The district, which services 120,000 acres of irrigated land, only has 7,000 acre-feet of usable storage water left and that will only last several more days.
“It’s getting real close,” said farmer Bruce Corn, a member of the OID’s board of directors. “Only a few areas in the upper part of the district have any water at this point.”
OID Manager Jay Chamberlin said only about 1,500 acres are getting any water now. “All the rest are dry.”
OID officials had hoped the system would still have water until Aug. 1, and they exceeded that expectation. But half the system went dry two weeks before that.
Three straight years of drought conditions and below-average snowpack have left farmers in this area in a tough spot.
Farmers on the system are allotted 4 acre-feet of water in a normal year, and they can purchase excess water when it’s there. But to stretch this year’s meager water supply, OID officials reduced the 2014 allotment to 1.7 acre-feet.
And now, farmers here are out of water two months earlier than normal and there certainly won’t be any excess water to purchase.
“This year has been a struggle all the way around, all year,” Chamberlin said. “This area is really being hit hard.”
Rainstorms that have caused flooding on the Idaho side of the border have avoided Eastern Oregon.
“We can’t hardly buy a drop of rain here,” Chamberlin said. “If it wasn’t for bad luck, we wouldn’t have any.”
Farmers in the area knew it was going to be a tight water year and many left ground idle, switched some crops to drip irrigation systems or planted crops that require less water.
“There’s definitely been ground left idle this year and a lot of grain went in instead of … crops that would take more water,” said dairyman and OID board member Frank Ausman.
Ausman normally plants about 200 acres of corn but only planted 50 this year. He planted the rest in oats and beardless barley, which require less water.

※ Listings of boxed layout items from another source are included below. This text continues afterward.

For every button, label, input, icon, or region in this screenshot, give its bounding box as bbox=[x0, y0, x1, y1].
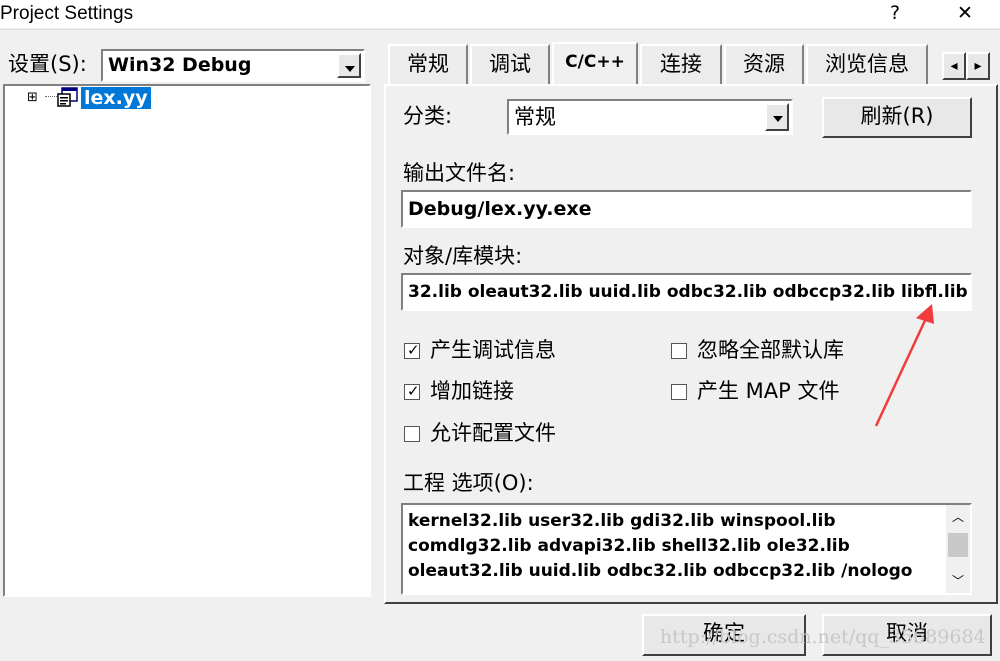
check-icon: ✓ bbox=[407, 382, 420, 400]
chevron-down-icon bbox=[773, 116, 783, 122]
watermark: http://blog.csdn.net/qq_35689684 bbox=[660, 626, 986, 648]
chevron-down-icon: ﹀ bbox=[951, 574, 964, 588]
checkbox-box[interactable] bbox=[404, 426, 420, 442]
project-options-textarea[interactable]: kernel32.lib user32.lib gdi32.lib winspo… bbox=[401, 503, 972, 595]
options-scrollbar[interactable]: ︿ ﹀ bbox=[946, 505, 970, 593]
project-options-text: kernel32.lib user32.lib gdi32.lib winspo… bbox=[408, 509, 944, 584]
settings-label: 设置(S): bbox=[8, 52, 87, 76]
config-combo-value: Win32 Debug bbox=[108, 54, 252, 76]
checkbox-ignore-default-libs[interactable]: 忽略全部默认库 bbox=[670, 338, 890, 365]
scroll-down-button[interactable]: ﹀ bbox=[946, 569, 970, 593]
options-line: comdlg32.lib advapi32.lib shell32.lib ol… bbox=[408, 536, 850, 556]
checkbox-label: 增加链接 bbox=[430, 379, 514, 403]
title-bar bbox=[0, 0, 1000, 28]
output-file-input[interactable]: Debug/lex.yy.exe bbox=[401, 190, 972, 228]
checkbox-box[interactable]: ✓ bbox=[404, 341, 420, 359]
checkbox-box[interactable]: ✓ bbox=[404, 382, 420, 400]
reset-button[interactable]: 刷新(R) bbox=[822, 97, 972, 138]
modules-label: 对象/库模块: bbox=[403, 244, 523, 268]
checkbox-generate-debug-info[interactable]: ✓ 产生调试信息 bbox=[403, 338, 603, 365]
window-title: Project Settings bbox=[0, 3, 134, 24]
title-separator bbox=[0, 29, 1000, 30]
red-arrow-annotation bbox=[874, 304, 934, 427]
tab-link[interactable]: 连接 bbox=[640, 44, 722, 84]
tab-c-cpp[interactable]: C/C++ bbox=[552, 42, 638, 86]
checkbox-label: 忽略全部默认库 bbox=[697, 338, 844, 362]
tab-scroll-right-button[interactable]: ▸ bbox=[966, 52, 990, 80]
checkbox-generate-map-file[interactable]: 产生 MAP 文件 bbox=[670, 379, 890, 406]
checkbox-label: 产生调试信息 bbox=[430, 338, 556, 362]
checkbox-label: 允许配置文件 bbox=[430, 421, 556, 445]
tree-item-label: lex.yy bbox=[81, 87, 151, 109]
scroll-up-button[interactable]: ︿ bbox=[946, 505, 970, 529]
check-icon: ✓ bbox=[407, 341, 420, 359]
close-icon: ✕ bbox=[957, 2, 973, 24]
tab-scroll-left-button[interactable]: ◂ bbox=[942, 52, 966, 80]
tab-general[interactable]: 常规 bbox=[388, 44, 468, 84]
tree-expand-icon[interactable]: ⊞ bbox=[27, 90, 38, 106]
scroll-thumb[interactable] bbox=[948, 533, 968, 557]
category-label: 分类: bbox=[403, 104, 453, 128]
tab-debug[interactable]: 调试 bbox=[470, 44, 550, 84]
project-icon bbox=[57, 87, 78, 107]
tab-resources[interactable]: 资源 bbox=[724, 44, 804, 84]
tree-connector bbox=[45, 96, 57, 97]
config-combo-arrow[interactable] bbox=[337, 53, 361, 78]
checkbox-box[interactable] bbox=[671, 343, 687, 359]
category-combo[interactable]: 常规 bbox=[507, 99, 793, 135]
checkbox-incremental-link[interactable]: ✓ 增加链接 bbox=[403, 379, 603, 406]
config-combo[interactable]: Win32 Debug bbox=[101, 49, 365, 82]
project-tree[interactable]: ⊞ lex.yy bbox=[3, 84, 371, 597]
tab-browse-info[interactable]: 浏览信息 bbox=[806, 44, 928, 84]
options-line: oleaut32.lib uuid.lib odbc32.lib odbccp3… bbox=[408, 561, 913, 581]
tree-item-lex-yy[interactable]: lex.yy bbox=[81, 86, 151, 110]
chevron-up-icon: ︿ bbox=[951, 510, 964, 524]
output-file-label: 输出文件名: bbox=[403, 161, 516, 185]
chevron-left-icon: ◂ bbox=[950, 58, 958, 74]
category-combo-value: 常规 bbox=[514, 105, 556, 129]
chevron-right-icon: ▸ bbox=[974, 58, 982, 74]
help-button[interactable]: ? bbox=[872, 0, 918, 28]
category-combo-arrow[interactable] bbox=[765, 103, 789, 131]
checkbox-label: 产生 MAP 文件 bbox=[697, 379, 840, 403]
project-options-label: 工程 选项(O): bbox=[403, 471, 534, 495]
checkbox-enable-profiling[interactable]: 允许配置文件 bbox=[403, 421, 603, 448]
close-button[interactable]: ✕ bbox=[942, 0, 988, 28]
checkbox-box[interactable] bbox=[671, 384, 687, 400]
options-line: kernel32.lib user32.lib gdi32.lib winspo… bbox=[408, 511, 836, 531]
chevron-down-icon bbox=[345, 66, 355, 72]
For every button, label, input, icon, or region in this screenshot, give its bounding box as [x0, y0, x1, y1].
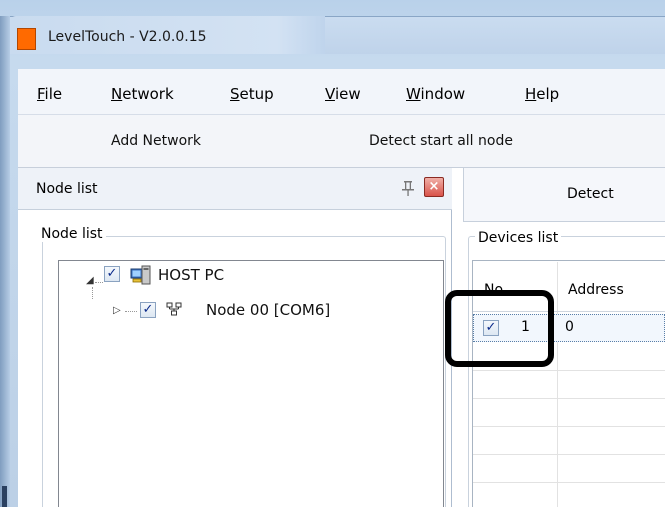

“They got one drink this year. I saved all the water for my alfalfa and the little bit of corn I put in,” he said.
Chamberlin said growers have done what they can — some have completely changed their crop rotations — but some are still going to be severely impacted.
“Some guys will get by fairly well, but others are going to get hit really, really hard,” he said.
The Owyhee reservoir system usually ends the season with about 500,000 acre-feet of usable storage water, but will end the 2014 season with none.
That means farmers will be completely dependent on good winter snowpack for 2015.
“We definitely have our fingers crossed,” Ausman said. “It’s pretty hard to farm without water.”